Les rouages de la loi commencent lentement à tourner
Des méthodes de marketing trompeuses et illégales, la mise sous silence et la minimisation des
effets secondaires ainsi que des méthodes publicitaires trompeuses et illégales sont à l’ordre du
jour. Les groupes pharmaceutiques ont pu procéder ainsi pendant des décennies sans la moindre
crainte de demandes de recours. Mais en raison de leur avidité croissante, leurs machinations
sont parvenues toujours davantage aux oreilles
du public. Quelques procès ont déjà été réalisés, et même si les groupes pharmaceutiques
peuvent pour le moment encore payer les frais judiciaires de la «petite caisse», la pression sur
eux augmente toujours un peu plus, même si c’est lent.
Quelques exemples :
• en 2008, la filiale de Novartis, Sandoz, a été condamnée à verser environ 38 millions de francs
en raison de manipulations frauduleuses sur les prix. De nombreuses procédures sont encore en
suspens contre Novartis
• En 2008, le groupe pharmaceutique AstraZeneca a été condamné pour manipulations
frauduleuses sur les prix à la charge des caisses sociales publiques, à payer une indemnité
d’environ 46 millions de francs et une amende qui s’est finalement élevée à quelque 138 millions
de francs
• Bien qu’elle n’ait pas pu être condamnée juridiquement (quel que soit le pouvoir qui l’en
empêchait), Bayer a payé jusqu’en 2007 environ 1,35 milliard de francs à des patients lésés et à
des descendants des défunts en conséquence de leur hypocholestérolémiant Lipobay/ Baycol
• Entre 2003 et 2007, GlaxoSmithKline a été condamnée dans le cadre de plusieurs procès suite à
des manipulations frauduleuses sur les prix à payer environ 370 millions de francs
• Roche a été condamnée par divers tribunaux entre 1999 et 2001 pour «conspiration criminelle»

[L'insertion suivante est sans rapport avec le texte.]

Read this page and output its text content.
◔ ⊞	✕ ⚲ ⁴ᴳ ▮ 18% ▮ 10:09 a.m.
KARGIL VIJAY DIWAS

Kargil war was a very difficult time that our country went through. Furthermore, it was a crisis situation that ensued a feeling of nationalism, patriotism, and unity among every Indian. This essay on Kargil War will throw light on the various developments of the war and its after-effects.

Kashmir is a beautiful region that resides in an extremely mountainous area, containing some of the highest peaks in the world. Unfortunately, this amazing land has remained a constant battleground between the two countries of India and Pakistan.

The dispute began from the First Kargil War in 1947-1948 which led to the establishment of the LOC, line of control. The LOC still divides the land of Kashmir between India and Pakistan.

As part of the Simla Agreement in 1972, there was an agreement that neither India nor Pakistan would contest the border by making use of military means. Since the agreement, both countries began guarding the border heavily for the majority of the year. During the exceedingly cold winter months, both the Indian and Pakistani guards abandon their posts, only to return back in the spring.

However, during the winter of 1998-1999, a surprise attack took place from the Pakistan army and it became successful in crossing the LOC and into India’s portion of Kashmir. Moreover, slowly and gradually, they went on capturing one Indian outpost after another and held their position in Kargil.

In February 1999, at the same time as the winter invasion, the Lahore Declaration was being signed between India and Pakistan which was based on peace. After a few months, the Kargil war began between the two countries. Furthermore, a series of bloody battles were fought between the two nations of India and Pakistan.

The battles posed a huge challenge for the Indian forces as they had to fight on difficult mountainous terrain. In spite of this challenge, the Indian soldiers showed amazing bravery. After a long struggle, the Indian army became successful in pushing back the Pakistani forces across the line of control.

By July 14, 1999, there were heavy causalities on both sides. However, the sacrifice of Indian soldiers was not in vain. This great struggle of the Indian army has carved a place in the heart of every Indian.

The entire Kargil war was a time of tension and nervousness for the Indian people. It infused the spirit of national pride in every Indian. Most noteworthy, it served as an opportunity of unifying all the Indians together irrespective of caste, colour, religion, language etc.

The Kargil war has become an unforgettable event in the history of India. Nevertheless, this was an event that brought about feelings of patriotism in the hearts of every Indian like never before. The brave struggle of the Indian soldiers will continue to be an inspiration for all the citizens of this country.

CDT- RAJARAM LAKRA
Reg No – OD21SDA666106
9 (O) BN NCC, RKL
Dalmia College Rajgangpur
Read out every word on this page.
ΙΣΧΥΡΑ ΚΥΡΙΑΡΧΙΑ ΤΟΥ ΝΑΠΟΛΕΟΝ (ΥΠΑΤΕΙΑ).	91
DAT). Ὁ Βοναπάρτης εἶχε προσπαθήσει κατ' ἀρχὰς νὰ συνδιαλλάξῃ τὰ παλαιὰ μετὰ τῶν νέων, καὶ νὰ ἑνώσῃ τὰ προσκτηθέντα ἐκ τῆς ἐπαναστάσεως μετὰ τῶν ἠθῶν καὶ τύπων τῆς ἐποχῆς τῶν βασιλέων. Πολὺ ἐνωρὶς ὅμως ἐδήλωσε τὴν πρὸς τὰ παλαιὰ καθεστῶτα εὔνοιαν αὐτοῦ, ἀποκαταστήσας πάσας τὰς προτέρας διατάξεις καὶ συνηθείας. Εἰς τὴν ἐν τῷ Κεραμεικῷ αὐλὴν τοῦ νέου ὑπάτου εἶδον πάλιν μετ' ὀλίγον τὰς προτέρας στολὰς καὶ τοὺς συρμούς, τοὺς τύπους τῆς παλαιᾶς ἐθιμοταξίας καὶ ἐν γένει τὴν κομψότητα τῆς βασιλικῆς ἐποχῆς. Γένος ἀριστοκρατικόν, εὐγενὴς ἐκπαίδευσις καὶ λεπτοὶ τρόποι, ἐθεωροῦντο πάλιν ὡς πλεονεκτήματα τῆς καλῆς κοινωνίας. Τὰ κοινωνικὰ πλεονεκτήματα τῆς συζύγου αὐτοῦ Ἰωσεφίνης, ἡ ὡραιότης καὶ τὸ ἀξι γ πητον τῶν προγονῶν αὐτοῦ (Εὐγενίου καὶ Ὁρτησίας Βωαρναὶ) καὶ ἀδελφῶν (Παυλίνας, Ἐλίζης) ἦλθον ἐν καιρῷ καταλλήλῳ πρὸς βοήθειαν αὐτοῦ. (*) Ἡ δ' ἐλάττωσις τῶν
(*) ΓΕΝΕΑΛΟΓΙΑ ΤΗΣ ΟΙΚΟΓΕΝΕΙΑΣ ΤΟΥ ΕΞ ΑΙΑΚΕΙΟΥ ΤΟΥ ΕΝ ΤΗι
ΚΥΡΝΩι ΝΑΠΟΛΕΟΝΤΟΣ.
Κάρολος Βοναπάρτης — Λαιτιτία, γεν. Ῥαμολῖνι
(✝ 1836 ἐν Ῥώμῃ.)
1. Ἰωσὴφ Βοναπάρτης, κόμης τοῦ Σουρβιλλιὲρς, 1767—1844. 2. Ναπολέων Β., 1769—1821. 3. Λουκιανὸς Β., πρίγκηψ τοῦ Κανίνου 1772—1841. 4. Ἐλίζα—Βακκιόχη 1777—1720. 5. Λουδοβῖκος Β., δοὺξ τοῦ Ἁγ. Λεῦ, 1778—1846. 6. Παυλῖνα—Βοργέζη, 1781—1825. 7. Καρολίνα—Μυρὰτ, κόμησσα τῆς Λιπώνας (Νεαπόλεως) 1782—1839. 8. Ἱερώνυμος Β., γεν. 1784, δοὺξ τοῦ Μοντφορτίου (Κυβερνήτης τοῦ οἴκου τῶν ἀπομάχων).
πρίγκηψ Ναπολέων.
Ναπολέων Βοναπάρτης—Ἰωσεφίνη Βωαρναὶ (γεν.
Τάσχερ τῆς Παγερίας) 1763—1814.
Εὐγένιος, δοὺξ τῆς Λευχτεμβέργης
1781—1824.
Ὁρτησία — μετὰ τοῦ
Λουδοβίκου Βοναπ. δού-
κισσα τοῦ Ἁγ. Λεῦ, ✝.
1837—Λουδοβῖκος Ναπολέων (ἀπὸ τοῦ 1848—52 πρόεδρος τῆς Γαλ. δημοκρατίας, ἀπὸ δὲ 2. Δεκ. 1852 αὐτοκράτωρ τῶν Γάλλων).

et entente illégale sur des prix, à payer la contrevaleur de plus d’un milliard de francs.
Naturellement, ce ne sont pour l’instant que des gouttes d’eau sur une pierre chaude. Les frais
pour ces machinations, ce sont les consommateurs qui les paient – les managers et actionnaires
continuent de gagner des milliards. Mais petit à petit, les gouttes creusent peut-être vraiment le
rocher?
Les multis pharmaceutiques ont également une garantie, comme les grandes banques, qu’on ne
les laissera jamais tomber dans la mesure du possible. Une recherche de l’émission d’actualités
CNN en avril 2010 a démontré que Pfizer est «too big to nail», donc quasiment trop grande pour
que l’on puisse l’attaquer. En fait, Pfizer aurait dû être condamnée pour ventes illégales de
médicaments. Mais comme l’Amérique n’aurait alors plus pu faire d’affaires avec Pfizer, la faute
pour ce crime a été repoussée élégamment sur une entreprise imaginaire. Eh oui, comment
l’Amérique aurait-elle pu survivre sans Viagra (le «médicament» le plus vendu de Pfizer)?